Closed lln556 closed 1 year ago
There is a comment on line 41 of the document model_medclip.py, after i uncomment this line, the program is running normally. Am I doing the right thing?Sincerely waiting your answer.
Thanks for noticing! You can fix it by uncommenting it. You can use MedCLIPVisionModelViT normally. The problem comes from the different pretraining strategies of ViT and ResNet-based models. I will fix the ResNet version later.
It seems like that the logits from resent50 pre-trained weights cannot work well.
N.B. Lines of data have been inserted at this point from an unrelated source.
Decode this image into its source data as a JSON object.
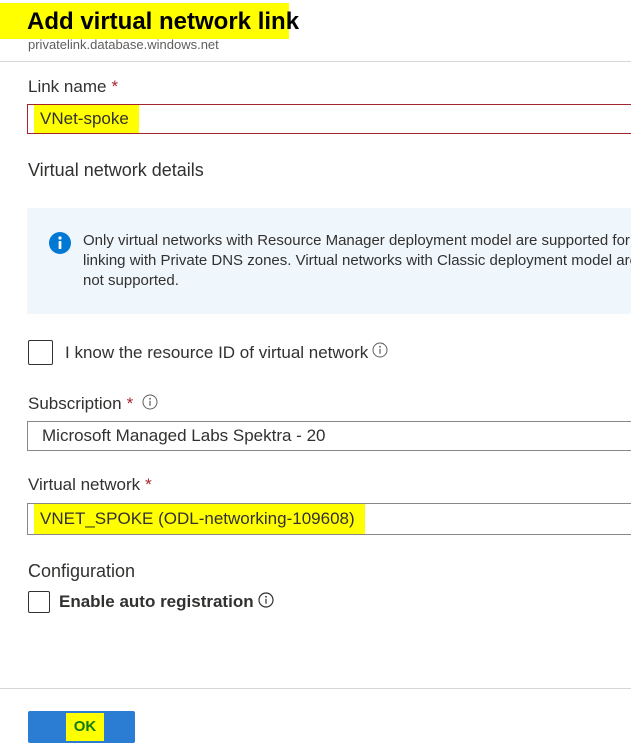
{
  "panel": {
    "title": "Add virtual network link",
    "subtitle": "privatelink.database.windows.net"
  },
  "link_name": {
    "label": "Link name",
    "required_mark": "*",
    "value": "VNet-spoke"
  },
  "virtual_network_details": {
    "heading": "Virtual network details",
    "info_message": "Only virtual networks with Resource Manager deployment model are supported for linking with Private DNS zones. Virtual networks with Classic deployment model are not supported."
  },
  "resource_id_checkbox": {
    "label": "I know the resource ID of virtual network",
    "checked": false
  },
  "subscription": {
    "label": "Subscription",
    "required_mark": "*",
    "value": "Microsoft Managed Labs Spektra - 20"
  },
  "virtual_network": {
    "label": "Virtual network",
    "required_mark": "*",
    "value": "VNET_SPOKE (ODL-networking-109608)"
  },
  "configuration": {
    "heading": "Configuration",
    "auto_registration_label": "Enable auto registration",
    "auto_registration_checked": false
  },
  "footer": {
    "ok_label": "OK"
  },
  "colors": {
    "highlight": "#ffff00",
    "required": "#a4262c",
    "info_icon": "#0078d4",
    "info_bg": "#eff6fc",
    "ok_button": "#2b7cd3",
    "ok_text": "#107c10"
  },
  "icons": {
    "info_banner": "info-circle-filled-icon",
    "tooltip": "info-circle-outline-icon"
  }
}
I get an extremely low accuracy for prompt classification when I use resnet50. However, it works pretty well for Vit backbone.
Thanks for your sharing
Traceback (most recent call last): File "D:/Projects/MedCLIP/11.py", line 20, in
outputs = model(*inputs)
File "D:\Programming environment\Python--3.8.9\lib\site-packages\torch\nn\modules\module.py", line 1130, in _call_impl
return forward_call(input, *kwargs)
File "D:\Projects\MedCLIP\medclip\modeling_medclip.py", line 216, in forward
logits_per_image = self.compute_logits(img_embeds, text_embeds)
File "D:\Projects\MedCLIP\medclip\modeling_medclip.py", line 230, in compute_logits
logits_per_text = torch.matmul(text_emb, img_emb.t()) logit_scale
RuntimeError: mat1 and mat2 shapes cannot be multiplied (2x768 and 512x1)
I haven't used hugging face before, whether there are problems in the model of bert or other problems?
Waiting for your reply Thanks Sincerely